Every PR has a named human author. If Claude drafted most of the code, the operator is still the author and is responsible for the code's behavior in production.
Week N-1: pre-launch
The week before launch is a freeze on new features and a focus on:
- Performance tuning against the budget set in week 1.
- Accessibility audit, full pass, manual plus automated.
- Security pass: basic hygiene against the web pieces of our IAM hardening field manual and the application layer checks in the pentest report template.
- Monitoring and alerting: error tracking on, alerts tuned, dashboards live.
- Runbook for the first week post-launch: who is on call, what the escalation path is, what we roll back to if a critical regression lands.
- Content review: the operator reads every page for voice, for accuracy, for typos.
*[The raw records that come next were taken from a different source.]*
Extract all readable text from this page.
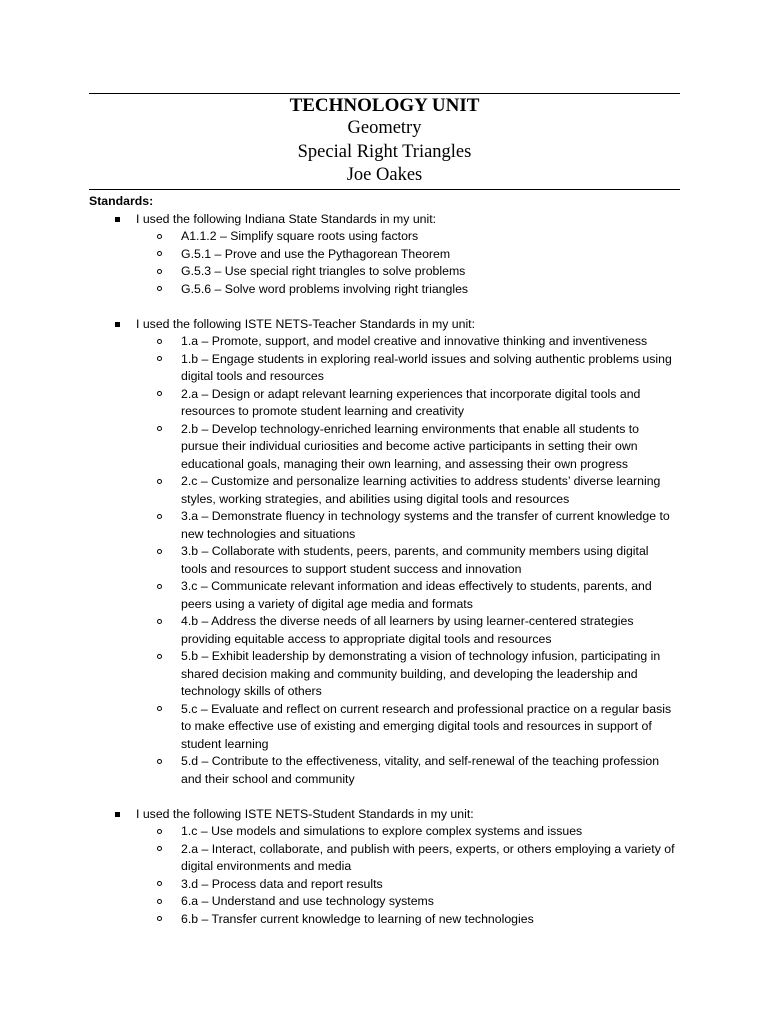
TECHNOLOGY UNIT
Geometry
Special Right Triangles
Joe Oakes
Standards:
I used the following Indiana State Standards in my unit:
A1.1.2 – Simplify square roots using factors
G.5.1 – Prove and use the Pythagorean Theorem
G.5.3 – Use special right triangles to solve problems
G.5.6 – Solve word problems involving right triangles
I used the following ISTE NETS-Teacher Standards in my unit:
1.a – Promote, support, and model creative and innovative thinking and inventiveness
1.b – Engage students in exploring real-world issues and solving authentic problems using digital tools and resources
2.a – Design or adapt relevant learning experiences that incorporate digital tools and resources to promote student learning and creativity
2.b – Develop technology-enriched learning environments that enable all students to pursue their individual curiosities and become active participants in setting their own educational goals, managing their own learning, and assessing their own progress
2.c – Customize and personalize learning activities to address students’ diverse learning styles, working strategies, and abilities using digital tools and resources
3.a – Demonstrate fluency in technology systems and the transfer of current knowledge to new technologies and situations
3.b – Collaborate with students, peers, parents, and community members using digital tools and resources to support student success and innovation
3.c – Communicate relevant information and ideas effectively to students, parents, and peers using a variety of digital age media and formats
4.b – Address the diverse needs of all learners by using learner-centered strategies providing equitable access to appropriate digital tools and resources
5.b – Exhibit leadership by demonstrating a vision of technology infusion, participating in shared decision making and community building, and developing the leadership and technology skills of others
5.c – Evaluate and reflect on current research and professional practice on a regular basis to make effective use of existing and emerging digital tools and resources in support of student learning
5.d – Contribute to the effectiveness, vitality, and self-renewal of the teaching profession and their school and community
I used the following ISTE NETS-Student Standards in my unit:
1.c – Use models and simulations to explore complex systems and issues
2.a – Interact, collaborate, and publish with peers, experts, or others employing a variety of digital environments and media
3.d – Process data and report results
6.a – Understand and use technology systems
6.b – Transfer current knowledge to learning of new technologies
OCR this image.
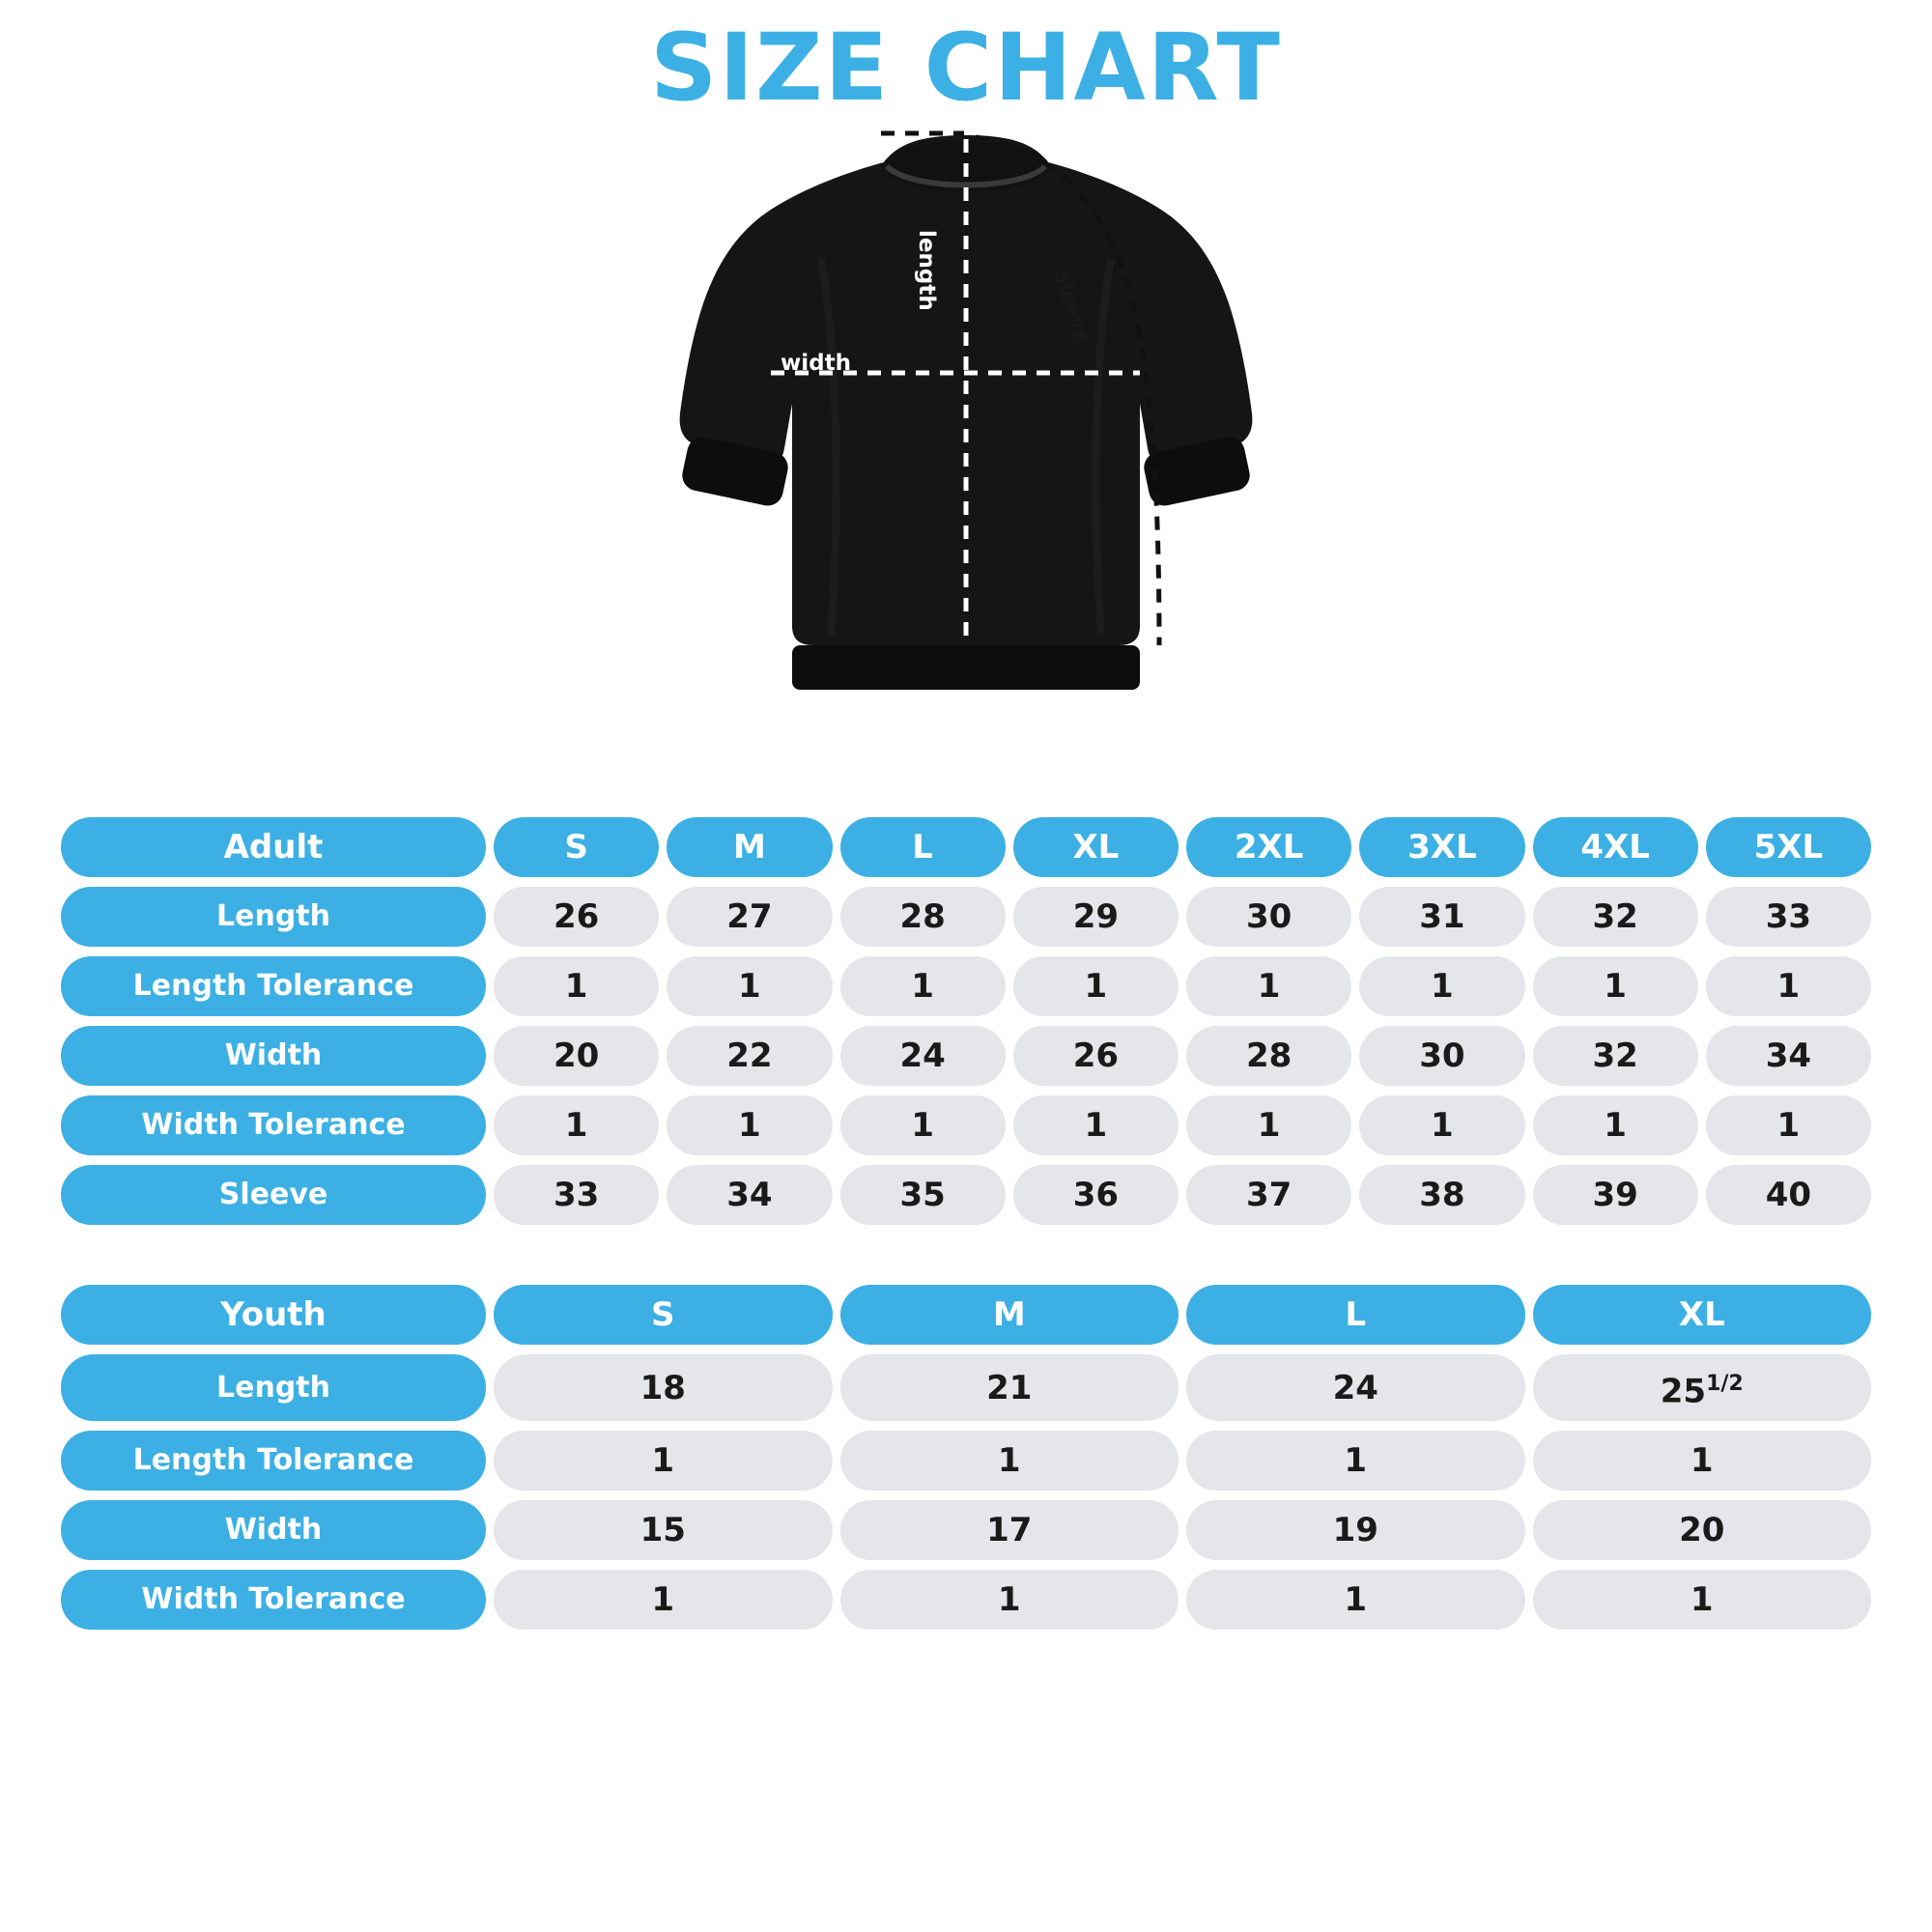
SIZE CHART
width
length	sleeve
Adult	S	M	L	XL	2XL	3XL	4XL	5XL
Length	26	27	28	29	30	31	32	33
Length Tolerance	1	1	1	1	1	1	1	1
Width	20	22	24	26	28	30	32	34
Width Tolerance	1	1	1	1	1	1	1	1
Sleeve	33	34	35	36	37	38	39	40
Youth	S	M	L	XL
Length	18	21	24	$25^{1/2}$
Length Tolerance	1	1	1	1
Width	15	17	19	20
Width Tolerance	1	1	1	1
AI slop does not ship to production.
Launch day
We deploy with a named operator present, a rollback plan in hand, and monitoring open. Deploys outside business hours are avoided unless required by the client's customer timezone. Launch day ends with a five-minute handoff standup documenting what was deployed and what to watch for overnight.
The sixty-day post-launch window
Included in every Signature Web engagement: sixty days of post-launch support, at no extra fee, for:
- Regression fixes on features we shipped.
- Performance regressions caused by data volume changes.
- Accessibility findings we missed that the client or a user reports.
- Minor copy and content revisions.
- Handover training to the client's team.
Out of scope in the window: new features, third-party integrations we did not include in the original scope, support for use cases the product was not designed for.
Honest timelines
What actually ships in six weeks:
- Landing site with CMS, analytics, and forms: yes, usually week 3 or 4.
- SaaS dashboard with auth, 3-4 primary views, basic admin: yes, if the backend exists.
- New SaaS product from scratch, including a real backend with multi-tenancy, billing, admin, onboarding: no. Ten to fourteen weeks, minimum. We will say so at intake.
- Replacement of an existing in-production SaaS: varies wildly; we scope case by case.
We have walked away from engagements where the requested scope did not fit the available time. It is the honest thing to do.
What you own at handover
- The source code, in your repository, with full commit history.
- The deployment pipeline, in your cloud account.
- The design system as tokens and components, reusable and documented.
- The Signature Handbook: architecture, decisions, open issues, ninety-day roadmap.
- The runbook for the production environment.
- Access handover: every credential the engagement used, transferred to your vault.